What These Stories Reveal About Why Severance Matters
The staying power of Severance says something important about modern audiences. We are not just interested in science-fiction puzzles. We are responding to a deeper cultural anxiety about work-life balance, technological mediation, personal autonomy, and the possibility that institutions can quietly reshape the soul. In that sense, Severance belongs to a larger lineage of stories about systems that divide people from themselves.
That is also why the best recommendations are so satisfying. They offer more than aesthetic resemblance. They let us keep exploring the same urgent questions from fresh angles:
- How much of identity is memory?
- What do organizations gain when people become interchangeable?
- Can comfort and coercion look the same from the inside?
- Is forgetting a mercy, a violence, or both?

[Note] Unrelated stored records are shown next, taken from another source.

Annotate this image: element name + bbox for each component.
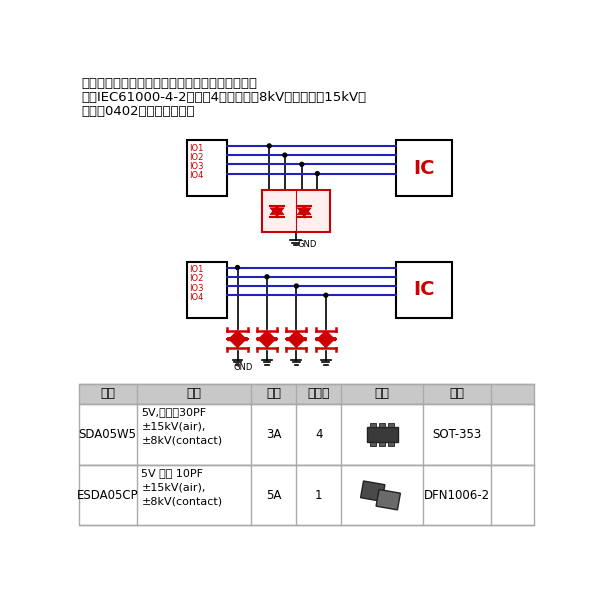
Text: IO2: IO2 xyxy=(190,153,204,162)
Text: 单路的0402封装器件可选。: 单路的0402封装器件可选。 xyxy=(81,105,194,118)
Bar xyxy=(388,442,395,446)
Circle shape xyxy=(236,266,239,269)
Polygon shape xyxy=(227,337,248,347)
Bar xyxy=(379,442,385,446)
Bar xyxy=(367,426,398,442)
Bar xyxy=(388,423,395,426)
Bar xyxy=(78,465,535,525)
Text: 5V 双向 10PF
±15kV(air),
±8kV(contact): 5V 双向 10PF ±15kV(air), ±8kV(contact) xyxy=(141,468,222,506)
Text: GND: GND xyxy=(298,240,318,249)
Text: 电流: 电流 xyxy=(267,387,282,400)
Bar xyxy=(370,442,376,446)
Circle shape xyxy=(265,275,269,279)
Text: IO4: IO4 xyxy=(190,171,204,180)
Bar xyxy=(376,489,401,510)
Bar xyxy=(187,141,227,196)
Text: 4: 4 xyxy=(315,428,323,441)
Text: ESDA05CP: ESDA05CP xyxy=(77,489,139,502)
Text: GND: GND xyxy=(234,363,253,372)
Text: IO1: IO1 xyxy=(190,144,204,152)
Polygon shape xyxy=(286,337,307,347)
Polygon shape xyxy=(297,206,311,215)
Circle shape xyxy=(283,153,286,157)
Bar xyxy=(379,423,385,426)
Text: 外观: 外观 xyxy=(374,387,389,400)
Polygon shape xyxy=(316,337,336,347)
Circle shape xyxy=(294,284,298,288)
Text: IO1: IO1 xyxy=(190,265,204,274)
Polygon shape xyxy=(257,337,277,347)
Bar xyxy=(78,404,535,465)
Polygon shape xyxy=(227,331,248,340)
Polygon shape xyxy=(297,208,311,217)
Text: 型号: 型号 xyxy=(100,387,115,400)
Text: IO4: IO4 xyxy=(190,293,204,302)
Text: 5V,单向，30PF
±15kV(air),
±8kV(contact): 5V,单向，30PF ±15kV(air), ±8kV(contact) xyxy=(141,407,222,445)
Bar xyxy=(78,384,535,404)
Bar xyxy=(187,262,227,318)
Polygon shape xyxy=(257,331,277,340)
Polygon shape xyxy=(316,331,336,340)
Text: IO3: IO3 xyxy=(190,283,204,293)
Bar xyxy=(261,190,329,232)
Text: IC: IC xyxy=(414,159,435,178)
Circle shape xyxy=(267,144,271,148)
Circle shape xyxy=(324,294,328,297)
Circle shape xyxy=(315,171,319,176)
Text: SOT-353: SOT-353 xyxy=(432,428,481,441)
Text: IC: IC xyxy=(414,280,435,299)
Text: 1: 1 xyxy=(315,489,323,502)
Text: 满足IEC61000-4-2，等级4，接触放电8kV，空气放电15kV。: 满足IEC61000-4-2，等级4，接触放电8kV，空气放电15kV。 xyxy=(81,91,366,104)
Text: 通道数: 通道数 xyxy=(307,387,330,400)
Circle shape xyxy=(300,162,304,166)
Text: DFN1006-2: DFN1006-2 xyxy=(424,489,490,502)
Text: 3A: 3A xyxy=(266,428,282,441)
Text: 封装: 封装 xyxy=(449,387,464,400)
Text: 5A: 5A xyxy=(266,489,282,502)
Text: 方案优点：可以采用普通低电容集成器件防静电，: 方案优点：可以采用普通低电容集成器件防静电， xyxy=(81,77,257,90)
Text: SDA05W5: SDA05W5 xyxy=(79,428,137,441)
Polygon shape xyxy=(270,206,284,215)
Text: IO3: IO3 xyxy=(190,162,204,171)
Bar xyxy=(396,141,452,196)
Polygon shape xyxy=(270,208,284,217)
Text: 描述: 描述 xyxy=(187,387,202,400)
Text: IO2: IO2 xyxy=(190,275,204,283)
Bar xyxy=(361,481,385,502)
Bar xyxy=(396,262,452,318)
Polygon shape xyxy=(286,331,307,340)
Bar xyxy=(370,423,376,426)
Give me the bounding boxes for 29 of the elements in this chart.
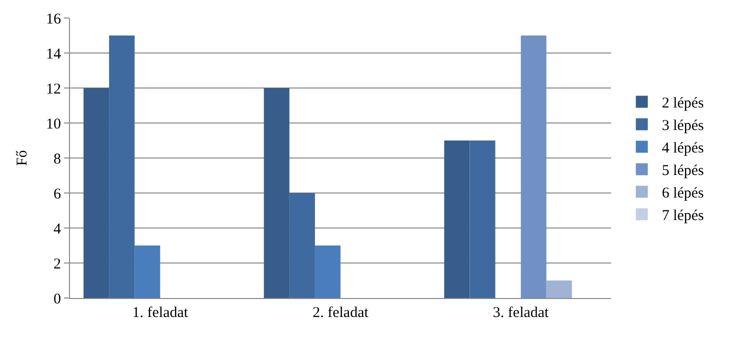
y-tick-label: 16 <box>46 11 62 28</box>
x-tick-label: 3. feladat <box>492 305 550 321</box>
legend-label: 2 lépés <box>662 96 704 112</box>
bar <box>109 36 135 298</box>
bar <box>520 36 546 298</box>
y-tick-label: 0 <box>54 291 61 308</box>
y-axis-title: Fő <box>14 150 30 166</box>
bar <box>134 246 160 298</box>
bar <box>546 280 572 298</box>
bar <box>314 246 340 298</box>
y-tick-label: 2 <box>54 256 61 272</box>
bar <box>289 193 315 298</box>
legend-label: 7 lépés <box>662 208 704 224</box>
bar <box>264 88 290 298</box>
bar <box>470 140 496 298</box>
legend-label: 4 lépés <box>662 140 704 157</box>
y-tick-label: 6 <box>54 186 62 202</box>
y-tick-label: 14 <box>46 46 62 62</box>
legend-label: 3 lépés <box>662 118 704 134</box>
bar <box>84 88 110 298</box>
y-tick-label: 4 <box>54 221 62 238</box>
x-tick-label: 1. feladat <box>132 305 189 321</box>
y-tick-label: 10 <box>46 116 61 132</box>
y-tick-label: 12 <box>46 81 61 98</box>
legend-label: 6 lépés <box>662 186 704 202</box>
y-tick-label: 8 <box>54 151 61 168</box>
bar <box>444 140 470 298</box>
legend-label: 5 lépés <box>662 163 704 180</box>
x-tick-label: 2. feladat <box>312 305 370 321</box>
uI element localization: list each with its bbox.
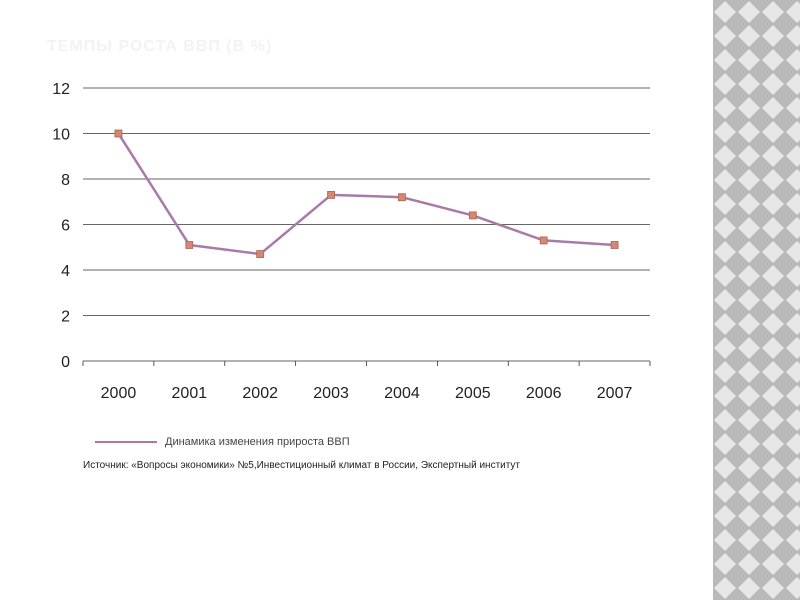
y-tick-label: 8 [61,172,70,189]
legend: Динамика изменения прироста ВВП [95,434,350,450]
x-tick-label: 2000 [101,385,137,402]
x-tick-label: 2003 [313,385,349,402]
x-tick-labels: 2000 2001 2002 2003 2004 2005 2006 2007 [101,385,633,402]
y-tick-label: 10 [52,127,70,144]
x-tick-label: 2007 [597,385,633,402]
gridlines [82,87,651,366]
x-tick-label: 2002 [242,385,278,402]
legend-label: Динамика изменения прироста ВВП [165,436,350,448]
y-tick-labels: 0 2 4 6 8 10 12 [52,81,70,371]
source-note: Источник: «Вопросы экономики» №5,Инвести… [83,460,521,471]
x-tick-label: 2005 [455,385,491,402]
y-tick-label: 0 [61,354,70,371]
x-tick-label: 2001 [172,385,208,402]
y-tick-label: 2 [61,309,70,326]
x-tick-label: 2004 [384,385,420,402]
decorative-diamond-stripe [713,0,800,600]
slide-title: ТЕМПЫ РОСТА ВВП (В %) [47,38,273,55]
data-point [398,193,406,202]
data-point [610,241,619,249]
y-tick-label: 12 [52,81,70,98]
series-line [117,132,615,256]
data-point [256,250,265,258]
x-tick-label: 2006 [526,385,562,402]
y-tick-label: 6 [61,218,70,235]
legend-swatch [95,441,157,443]
y-tick-label: 4 [61,263,70,280]
series-layer [114,129,619,258]
data-point [114,129,123,138]
data-point [539,236,548,245]
data-point [468,211,477,220]
data-point [185,241,194,249]
data-point [327,191,335,199]
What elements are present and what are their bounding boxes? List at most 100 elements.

- What parts of the self refuse to stay compartmentalized?
These questions give the recommendations on this list their power. Whether you choose a satirical novel, a surreal film, an atmospheric game, or an investigative podcast, the pleasure comes from entering another carefully built world that understands how strange it feels to live under systems too large to fully see.
Conclusion
The best Severance recommendations do not simply imitate its white hallways, cryptic rituals, or polished unease. They capture the show’s deeper appeal: the friction between identity and control, the comedy buried inside dehumanizing systems, and the emotional ache that remains when memory, labor, and desire are pulled apart.
If you want one quick starting point, I would suggest Control for gamers, Sorry to Bother You for movie lovers, The Memory Police for readers, and Limetown for podcast listeners. Each one carries a different facet of what makes Severance so unforgettable, while still offering its own distinct world.
And if you are still chasing that rare mix of mystery, intelligence, and existential weirdness, take this as an invitation to explore widely. The most rewarding stories often begin where certainty ends. Pick one, press play, and let the next beautifully unsettling obsession begin.